(dissenting).
The majority opinion correctly states the law that a written instrument, here a deed, "speaks the final and entire agreement or contract of the parties" and a "party seeking reformation of a written instrument must prove his case by clear, unequivocal and convincing evidence."
Under our settled and familiar law when the evidence supports the findings, as it does here, and the findings support the conclusions of law and judgment, the judgment must be affirmed. * Because the Court reverses under these circumstances, I part company with the opinion. Applying the familiar rules that findings shall be viewed in the light of evidence to support them and also that "Findings of fact shall not be set aside unless clearly erroneous, and due regard shall be given to the opportunity of the trial court to judge of the credibility of the witnesses," RCP 52(a), SDCL 15-6-52(a), the judgment should be affirmed.

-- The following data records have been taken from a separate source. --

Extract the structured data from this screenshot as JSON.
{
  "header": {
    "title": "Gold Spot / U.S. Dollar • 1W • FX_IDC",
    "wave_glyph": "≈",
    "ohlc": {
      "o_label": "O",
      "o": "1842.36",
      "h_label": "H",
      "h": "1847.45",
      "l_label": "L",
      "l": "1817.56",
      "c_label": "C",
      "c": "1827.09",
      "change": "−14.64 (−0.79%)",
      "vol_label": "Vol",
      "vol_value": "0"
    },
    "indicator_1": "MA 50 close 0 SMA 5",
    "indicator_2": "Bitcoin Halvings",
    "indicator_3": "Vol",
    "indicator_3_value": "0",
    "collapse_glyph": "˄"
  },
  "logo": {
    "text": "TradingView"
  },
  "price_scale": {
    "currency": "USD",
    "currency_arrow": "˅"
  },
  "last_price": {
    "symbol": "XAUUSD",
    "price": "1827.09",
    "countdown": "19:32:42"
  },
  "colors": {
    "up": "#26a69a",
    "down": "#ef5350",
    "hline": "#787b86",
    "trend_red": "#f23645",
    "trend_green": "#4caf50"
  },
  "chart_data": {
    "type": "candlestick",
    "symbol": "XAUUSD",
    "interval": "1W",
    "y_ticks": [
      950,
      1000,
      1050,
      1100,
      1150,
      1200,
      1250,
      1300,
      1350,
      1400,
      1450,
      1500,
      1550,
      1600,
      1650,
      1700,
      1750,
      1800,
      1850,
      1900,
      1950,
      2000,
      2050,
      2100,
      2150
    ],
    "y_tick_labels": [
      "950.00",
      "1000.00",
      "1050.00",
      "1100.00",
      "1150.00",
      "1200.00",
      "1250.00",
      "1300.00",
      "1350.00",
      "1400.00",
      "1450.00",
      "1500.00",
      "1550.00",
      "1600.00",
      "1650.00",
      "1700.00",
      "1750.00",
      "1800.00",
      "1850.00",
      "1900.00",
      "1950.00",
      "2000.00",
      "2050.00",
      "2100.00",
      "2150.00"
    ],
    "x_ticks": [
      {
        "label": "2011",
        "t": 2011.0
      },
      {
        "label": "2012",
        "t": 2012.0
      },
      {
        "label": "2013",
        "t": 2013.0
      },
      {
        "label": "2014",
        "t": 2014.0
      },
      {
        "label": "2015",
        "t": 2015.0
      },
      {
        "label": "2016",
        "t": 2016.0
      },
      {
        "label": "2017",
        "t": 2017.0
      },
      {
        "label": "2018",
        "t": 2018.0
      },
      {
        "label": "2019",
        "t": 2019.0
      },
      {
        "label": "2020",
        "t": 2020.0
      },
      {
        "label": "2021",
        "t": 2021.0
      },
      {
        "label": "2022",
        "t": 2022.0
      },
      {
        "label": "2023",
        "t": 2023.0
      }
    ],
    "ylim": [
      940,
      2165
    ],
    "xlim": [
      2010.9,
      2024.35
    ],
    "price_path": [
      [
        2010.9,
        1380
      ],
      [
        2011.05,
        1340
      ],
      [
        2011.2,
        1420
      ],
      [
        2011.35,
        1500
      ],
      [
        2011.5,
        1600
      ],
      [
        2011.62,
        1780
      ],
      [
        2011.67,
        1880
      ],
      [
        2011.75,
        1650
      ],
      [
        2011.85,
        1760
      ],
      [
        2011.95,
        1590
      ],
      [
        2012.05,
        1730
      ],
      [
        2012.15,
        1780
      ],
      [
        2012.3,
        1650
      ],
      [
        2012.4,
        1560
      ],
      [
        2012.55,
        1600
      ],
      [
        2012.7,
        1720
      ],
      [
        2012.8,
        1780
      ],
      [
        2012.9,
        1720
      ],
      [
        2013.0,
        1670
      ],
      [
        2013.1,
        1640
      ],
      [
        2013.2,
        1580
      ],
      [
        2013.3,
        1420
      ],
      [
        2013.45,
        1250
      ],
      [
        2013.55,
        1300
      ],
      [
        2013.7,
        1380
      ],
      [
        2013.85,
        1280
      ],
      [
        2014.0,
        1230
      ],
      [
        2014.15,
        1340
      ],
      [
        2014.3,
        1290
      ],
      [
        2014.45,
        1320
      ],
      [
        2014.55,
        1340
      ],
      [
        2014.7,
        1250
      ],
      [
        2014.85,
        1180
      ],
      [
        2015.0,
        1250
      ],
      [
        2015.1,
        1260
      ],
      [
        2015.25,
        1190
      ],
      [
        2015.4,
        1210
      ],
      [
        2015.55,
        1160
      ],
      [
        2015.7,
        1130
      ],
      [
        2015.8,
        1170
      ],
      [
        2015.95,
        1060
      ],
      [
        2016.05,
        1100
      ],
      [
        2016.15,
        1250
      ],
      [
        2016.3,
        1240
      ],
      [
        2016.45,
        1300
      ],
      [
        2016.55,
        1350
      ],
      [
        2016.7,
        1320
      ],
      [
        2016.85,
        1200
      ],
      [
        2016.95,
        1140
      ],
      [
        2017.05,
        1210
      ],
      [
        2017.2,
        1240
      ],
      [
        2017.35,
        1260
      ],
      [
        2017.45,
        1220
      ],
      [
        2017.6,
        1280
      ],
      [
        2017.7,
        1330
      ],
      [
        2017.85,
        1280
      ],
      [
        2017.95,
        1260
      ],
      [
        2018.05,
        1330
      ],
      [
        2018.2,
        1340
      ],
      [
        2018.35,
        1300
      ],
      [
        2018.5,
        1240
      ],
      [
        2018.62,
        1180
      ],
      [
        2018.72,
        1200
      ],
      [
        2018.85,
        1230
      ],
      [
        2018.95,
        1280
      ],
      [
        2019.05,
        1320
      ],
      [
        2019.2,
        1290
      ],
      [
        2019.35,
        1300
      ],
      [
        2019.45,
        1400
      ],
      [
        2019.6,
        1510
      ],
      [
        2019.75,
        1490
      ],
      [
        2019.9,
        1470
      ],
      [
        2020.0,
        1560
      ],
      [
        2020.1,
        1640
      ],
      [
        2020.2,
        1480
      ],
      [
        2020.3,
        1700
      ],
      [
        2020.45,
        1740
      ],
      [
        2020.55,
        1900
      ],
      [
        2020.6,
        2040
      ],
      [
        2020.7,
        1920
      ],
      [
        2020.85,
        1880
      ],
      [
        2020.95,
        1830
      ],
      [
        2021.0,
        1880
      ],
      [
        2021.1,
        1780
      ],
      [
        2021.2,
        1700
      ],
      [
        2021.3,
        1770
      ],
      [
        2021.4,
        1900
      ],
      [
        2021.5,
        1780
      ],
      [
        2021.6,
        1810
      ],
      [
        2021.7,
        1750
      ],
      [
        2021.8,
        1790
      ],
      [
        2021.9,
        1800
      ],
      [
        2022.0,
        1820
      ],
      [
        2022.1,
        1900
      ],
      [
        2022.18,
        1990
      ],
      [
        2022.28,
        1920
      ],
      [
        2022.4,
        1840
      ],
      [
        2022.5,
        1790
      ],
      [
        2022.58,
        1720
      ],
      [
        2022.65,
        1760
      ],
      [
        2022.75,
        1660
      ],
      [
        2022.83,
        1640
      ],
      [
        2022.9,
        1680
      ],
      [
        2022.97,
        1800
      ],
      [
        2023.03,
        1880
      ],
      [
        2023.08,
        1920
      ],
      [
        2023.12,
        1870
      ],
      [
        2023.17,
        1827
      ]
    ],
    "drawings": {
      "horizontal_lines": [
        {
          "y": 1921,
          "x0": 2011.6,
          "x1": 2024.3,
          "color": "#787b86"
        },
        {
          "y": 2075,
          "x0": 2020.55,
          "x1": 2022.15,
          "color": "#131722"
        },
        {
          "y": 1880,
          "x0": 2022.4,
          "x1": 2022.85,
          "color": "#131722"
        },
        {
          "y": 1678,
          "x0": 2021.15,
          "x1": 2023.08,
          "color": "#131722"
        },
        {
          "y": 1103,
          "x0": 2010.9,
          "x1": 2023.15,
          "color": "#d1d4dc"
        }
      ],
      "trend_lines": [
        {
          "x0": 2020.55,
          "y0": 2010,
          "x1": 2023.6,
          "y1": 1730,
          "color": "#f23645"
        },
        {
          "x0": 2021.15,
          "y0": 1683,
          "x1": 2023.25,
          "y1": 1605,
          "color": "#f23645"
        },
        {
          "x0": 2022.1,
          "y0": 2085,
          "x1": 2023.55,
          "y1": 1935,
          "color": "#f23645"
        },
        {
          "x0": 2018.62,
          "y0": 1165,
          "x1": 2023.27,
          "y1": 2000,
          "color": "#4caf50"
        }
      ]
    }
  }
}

It does not behoove a dissenting judge to set forth the evidence that supports the trial court's decision, yet no support exists for the Court's reference to evidence of the equal division of profits from the 160 acres during the lifetimes of the brothers. Of course they so divided the profits; that was in strict accord with the joint-tenancy deed as it read, not in opposition to it. However that may be, it was for the trial judge to weigh the evidence and for him to give the evidence the value and weight he deemed it merited; that was for him as the fact finder, not for us as a reviewing court. He was justified in concluding some of the evidence of the acts of others than the brothers, i. e., the personal representatives of the deceased brother, his heirs, tax accountants, or Daniel, the survivor when he was from 85 to 90 years old, was *684not clear, unequivocal or convincing enough to overcome the plain wording of the written deed. I therefore cannot agree with what I believe is an intrusion of RCP 52(a) nor with the Court's action which removes the stability of long recorded deeds.
I would affirm.
See, among others, Miller v. Hanson, 68 S.D. 476, 4 N.W.2d 602; Murray v. Jibben, 81 S.D. 359, 135 N.W.2d 227; Rumbolz v. Wipf, 82 S.D. 327, 145 N.W.2d 520; Midwest Oil Co. v. City of Aberdeen, 69 S.D. 343, 10 N.W.2d 701; Cowan v. Dean, 81 S.D. 486, 137 N.W.2d 337.